Oligarchen-Tochter: "Bin aufgebracht"

Lisa Peskowa hat mit einem Post zum Krieg einen mutigen Schritt nach vorne gemacht. Und dann zwei zurück.
Autor: Andrea Schröder, 24.03.2022 um 12:32 Uhr

Dimitri Peskow (54) ist ein enger Vertrauter des russischen Präsidenten Wladimir Putin (69) und agiert als sein Sprachrohr. Hier nur einige Aussagen von Peskow:

  • "Russische Militär-Eskalation in der Ukraine? Wir warten noch immer auf Beweise."
  • "Russland war nie ein Aggressor"
  • "Die Herkunft unseres, nennen wir es Einkommen, ist transparent."

Apropos Einkommen: Als Kremlsprecher darf Peskow getrost zu den Oligarchen gezählt werden. Und diese sind bekanntlich seit dem Überfall auf die Ukraine gewissen Sanktionen unterworfen.  

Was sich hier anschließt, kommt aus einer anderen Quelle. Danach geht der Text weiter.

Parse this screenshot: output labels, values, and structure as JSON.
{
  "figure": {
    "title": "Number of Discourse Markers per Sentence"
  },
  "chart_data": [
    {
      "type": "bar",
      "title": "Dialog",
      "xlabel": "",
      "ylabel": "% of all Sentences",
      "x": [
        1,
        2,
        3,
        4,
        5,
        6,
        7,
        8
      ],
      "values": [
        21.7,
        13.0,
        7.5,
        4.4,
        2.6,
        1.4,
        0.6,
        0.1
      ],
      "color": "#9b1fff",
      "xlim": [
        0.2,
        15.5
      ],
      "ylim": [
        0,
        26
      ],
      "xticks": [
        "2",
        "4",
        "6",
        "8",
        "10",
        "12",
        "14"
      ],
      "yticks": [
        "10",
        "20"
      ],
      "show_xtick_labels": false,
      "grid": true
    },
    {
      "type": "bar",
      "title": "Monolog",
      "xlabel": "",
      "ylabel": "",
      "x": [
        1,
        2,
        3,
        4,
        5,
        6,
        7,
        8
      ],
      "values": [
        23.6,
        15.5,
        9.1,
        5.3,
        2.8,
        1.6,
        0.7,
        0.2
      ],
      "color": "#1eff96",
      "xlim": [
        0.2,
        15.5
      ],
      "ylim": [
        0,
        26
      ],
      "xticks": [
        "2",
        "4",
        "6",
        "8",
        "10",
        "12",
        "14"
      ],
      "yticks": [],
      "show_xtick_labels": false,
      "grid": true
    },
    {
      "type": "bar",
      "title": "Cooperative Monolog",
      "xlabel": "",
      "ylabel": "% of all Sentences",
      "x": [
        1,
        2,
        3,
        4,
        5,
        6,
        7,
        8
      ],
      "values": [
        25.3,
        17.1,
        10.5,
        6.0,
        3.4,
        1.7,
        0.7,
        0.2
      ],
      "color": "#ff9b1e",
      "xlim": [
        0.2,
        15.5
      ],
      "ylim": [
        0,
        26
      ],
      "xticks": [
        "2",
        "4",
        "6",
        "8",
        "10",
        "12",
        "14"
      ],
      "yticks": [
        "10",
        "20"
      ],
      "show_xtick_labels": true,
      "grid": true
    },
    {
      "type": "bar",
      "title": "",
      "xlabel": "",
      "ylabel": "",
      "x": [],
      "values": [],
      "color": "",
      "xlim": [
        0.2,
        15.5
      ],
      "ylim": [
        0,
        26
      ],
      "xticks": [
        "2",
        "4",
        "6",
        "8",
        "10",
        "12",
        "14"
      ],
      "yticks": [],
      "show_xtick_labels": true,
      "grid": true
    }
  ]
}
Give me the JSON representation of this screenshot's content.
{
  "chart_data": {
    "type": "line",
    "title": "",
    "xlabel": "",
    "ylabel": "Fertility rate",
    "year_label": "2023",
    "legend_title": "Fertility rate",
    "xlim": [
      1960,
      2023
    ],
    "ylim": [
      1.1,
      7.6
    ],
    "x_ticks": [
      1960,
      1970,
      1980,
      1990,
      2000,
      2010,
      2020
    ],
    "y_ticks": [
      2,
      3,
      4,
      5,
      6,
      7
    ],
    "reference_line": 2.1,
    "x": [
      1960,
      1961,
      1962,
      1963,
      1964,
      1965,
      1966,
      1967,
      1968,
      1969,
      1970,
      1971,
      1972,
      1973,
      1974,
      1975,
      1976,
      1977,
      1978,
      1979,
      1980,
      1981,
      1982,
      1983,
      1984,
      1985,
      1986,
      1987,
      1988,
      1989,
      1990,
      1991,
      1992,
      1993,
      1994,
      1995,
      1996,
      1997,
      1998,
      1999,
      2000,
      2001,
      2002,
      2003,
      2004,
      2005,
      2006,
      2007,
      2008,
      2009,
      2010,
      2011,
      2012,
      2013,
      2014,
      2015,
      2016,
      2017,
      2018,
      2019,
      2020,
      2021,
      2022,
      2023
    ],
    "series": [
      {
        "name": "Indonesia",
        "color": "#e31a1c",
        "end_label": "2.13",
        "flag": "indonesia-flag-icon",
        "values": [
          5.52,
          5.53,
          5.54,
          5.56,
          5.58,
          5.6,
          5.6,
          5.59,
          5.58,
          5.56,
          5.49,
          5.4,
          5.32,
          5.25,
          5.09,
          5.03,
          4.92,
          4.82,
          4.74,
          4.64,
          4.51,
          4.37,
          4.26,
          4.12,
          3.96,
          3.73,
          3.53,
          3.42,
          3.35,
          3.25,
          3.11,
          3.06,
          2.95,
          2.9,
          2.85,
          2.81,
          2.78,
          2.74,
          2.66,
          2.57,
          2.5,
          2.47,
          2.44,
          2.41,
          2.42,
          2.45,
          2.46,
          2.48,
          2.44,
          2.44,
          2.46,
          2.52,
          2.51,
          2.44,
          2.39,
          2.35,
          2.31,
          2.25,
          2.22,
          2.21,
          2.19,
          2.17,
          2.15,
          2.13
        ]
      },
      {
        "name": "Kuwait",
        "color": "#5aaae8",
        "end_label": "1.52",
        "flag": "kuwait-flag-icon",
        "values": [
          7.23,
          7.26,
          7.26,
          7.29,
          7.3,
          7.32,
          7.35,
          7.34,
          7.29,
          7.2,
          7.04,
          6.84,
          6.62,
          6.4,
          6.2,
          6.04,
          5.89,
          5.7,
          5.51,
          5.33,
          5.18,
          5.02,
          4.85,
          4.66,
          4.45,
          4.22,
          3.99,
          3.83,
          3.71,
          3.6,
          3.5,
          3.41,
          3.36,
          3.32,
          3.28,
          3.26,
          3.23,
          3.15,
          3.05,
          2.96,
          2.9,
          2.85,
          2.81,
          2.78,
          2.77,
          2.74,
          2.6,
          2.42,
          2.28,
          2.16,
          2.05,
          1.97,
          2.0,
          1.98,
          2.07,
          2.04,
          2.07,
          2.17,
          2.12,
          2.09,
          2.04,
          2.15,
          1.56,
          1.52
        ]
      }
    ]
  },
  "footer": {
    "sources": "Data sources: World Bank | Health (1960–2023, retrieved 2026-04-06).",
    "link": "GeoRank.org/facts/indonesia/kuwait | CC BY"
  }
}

Russian Elites and Oligarchs

Zwei internationale Taskforces mit klingendem Namen wurden eingesetzt, um diese Maßnahmen auch umzusetzen. Die EU nannte ihre "Freeze and Seize"  (Einfrieren und Beschlagnahmen). Die internationale Einsatzgruppe, der neben der EU etwa auch Japan und die USA angehören, heißt "REPO". Das steht für Russian Elites, Proxies, and Oligarchs.

 

Auf dieser Liste dürfte auch Lisa Peskowa (24) gelandet sein. Die top ausgebildete Wahl-Pariserin ist unter anderem  Vizepräsidentin einer  Organisation zur Französisch-Russischen Geschichte, spricht neben Französisch und Englisch auch Türkisch, Arabisch und Chinesisch. Aber sie ist auch Oligarchen-Tochter.

"Nein zum Krieg"

Und als solcher schlagen offenbar zwei Herzen in Lisas Brust: Auf Instagram (250.000 Follower) postete sie vor einem schwarzen Hintergrund in ihrer Story:

„HET BOЙHE“ – Nein zum Krieg.

Dass die Öffentlichkeit überhaupt von diesem mutigen Schritt erfahren hat, lag an der schnellen Reaktion eines BBC-Redakteurs. Er twitterte den Post von Lisa Peskow - gerade noch rechtzeitig, denn nur Minuten später war die Insta-Story wieder verschwunden.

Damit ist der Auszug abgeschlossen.